Odd as it is to say, I find Fonda's panic somewhat comforting. In both its boldness and its generality, it signals the women's movement to regroup at square one, to focus on women rather than on a procedure. After all, the right to abortion is based on broader Constitutional rights to autonomy and bodily integrity and the privacy to make decisions about what happens or doesn't happen to one's body. And if we apply these rights broadly, not only to a woman's "right to choose" to terminate a  pregnancy but also her right to choose to carry that pregnancy to term, and her right to choose what happens or doesn't happen to her body at the time of childbirth, then we would see that all pregnant women are being denied these rights.

Case in point:  Joy Szabo of Page, Arizona, pregnant for the fourth time.
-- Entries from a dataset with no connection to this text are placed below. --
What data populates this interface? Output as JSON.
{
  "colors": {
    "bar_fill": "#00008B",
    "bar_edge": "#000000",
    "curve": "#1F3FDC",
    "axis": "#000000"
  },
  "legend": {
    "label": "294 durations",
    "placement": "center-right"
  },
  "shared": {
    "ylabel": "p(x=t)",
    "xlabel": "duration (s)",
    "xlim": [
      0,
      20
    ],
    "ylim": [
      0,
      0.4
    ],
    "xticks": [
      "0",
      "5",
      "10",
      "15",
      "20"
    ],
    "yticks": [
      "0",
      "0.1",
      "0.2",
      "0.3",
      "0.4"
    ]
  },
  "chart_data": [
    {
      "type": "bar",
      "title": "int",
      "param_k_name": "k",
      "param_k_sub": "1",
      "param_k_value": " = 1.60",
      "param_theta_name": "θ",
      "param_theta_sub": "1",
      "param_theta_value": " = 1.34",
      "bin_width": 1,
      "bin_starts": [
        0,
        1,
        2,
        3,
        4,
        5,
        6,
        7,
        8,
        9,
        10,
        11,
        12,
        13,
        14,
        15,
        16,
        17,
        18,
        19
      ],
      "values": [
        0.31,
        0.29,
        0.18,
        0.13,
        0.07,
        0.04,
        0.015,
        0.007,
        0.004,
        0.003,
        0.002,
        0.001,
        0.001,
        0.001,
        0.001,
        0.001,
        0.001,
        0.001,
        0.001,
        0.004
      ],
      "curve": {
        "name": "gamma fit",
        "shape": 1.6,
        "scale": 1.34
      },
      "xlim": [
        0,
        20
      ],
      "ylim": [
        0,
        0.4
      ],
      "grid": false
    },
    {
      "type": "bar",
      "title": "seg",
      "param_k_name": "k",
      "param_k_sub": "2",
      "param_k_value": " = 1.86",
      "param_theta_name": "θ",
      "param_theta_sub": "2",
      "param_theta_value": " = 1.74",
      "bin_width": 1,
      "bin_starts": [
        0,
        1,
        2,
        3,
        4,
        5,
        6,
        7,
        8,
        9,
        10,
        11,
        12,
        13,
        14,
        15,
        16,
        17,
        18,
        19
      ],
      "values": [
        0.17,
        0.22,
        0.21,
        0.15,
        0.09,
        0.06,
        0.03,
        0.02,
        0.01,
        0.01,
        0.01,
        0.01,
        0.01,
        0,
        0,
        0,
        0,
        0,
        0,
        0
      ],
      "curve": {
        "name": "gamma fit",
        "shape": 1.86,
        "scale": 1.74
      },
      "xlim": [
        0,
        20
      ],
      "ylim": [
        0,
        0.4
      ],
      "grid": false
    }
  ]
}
In order to exercise her rights, she sought long and hard for a provider and had to travel 300 miles away from her family for care. But Szabo wasn't seeking an abortion; she was seeking a vaginal birth. You see, Szabo gave birth previously by cesarean section. She is among the hundreds of thousands of U.S. women who seek  vaginal birth after caesarian (Vbac) each year, though nearly half of hospitals won't allow it. Szabo was denied the right to deliver at her local hospital unless she delivered surgically. She was even threatened with a court order. You thought abortion was controversial? Ask a nurse about Vbac.

Szabo also told it like it is: "Page Hospital: Enter my body without permission, sounds like rape to me," she wrote in lipstick on the back of her minivan. Szabo's ordeal ended happily on 5 December, when she gave birth vaginally in Phoenix. But the majority of American women in this situation are scheduling repeat surgery — either on their doctors' recommendation or insistence — though research has shown it is more likely to result in a baby's admission to neonatal intensive care for prematurity and breathing problems, to say nothing of the risks to mothers.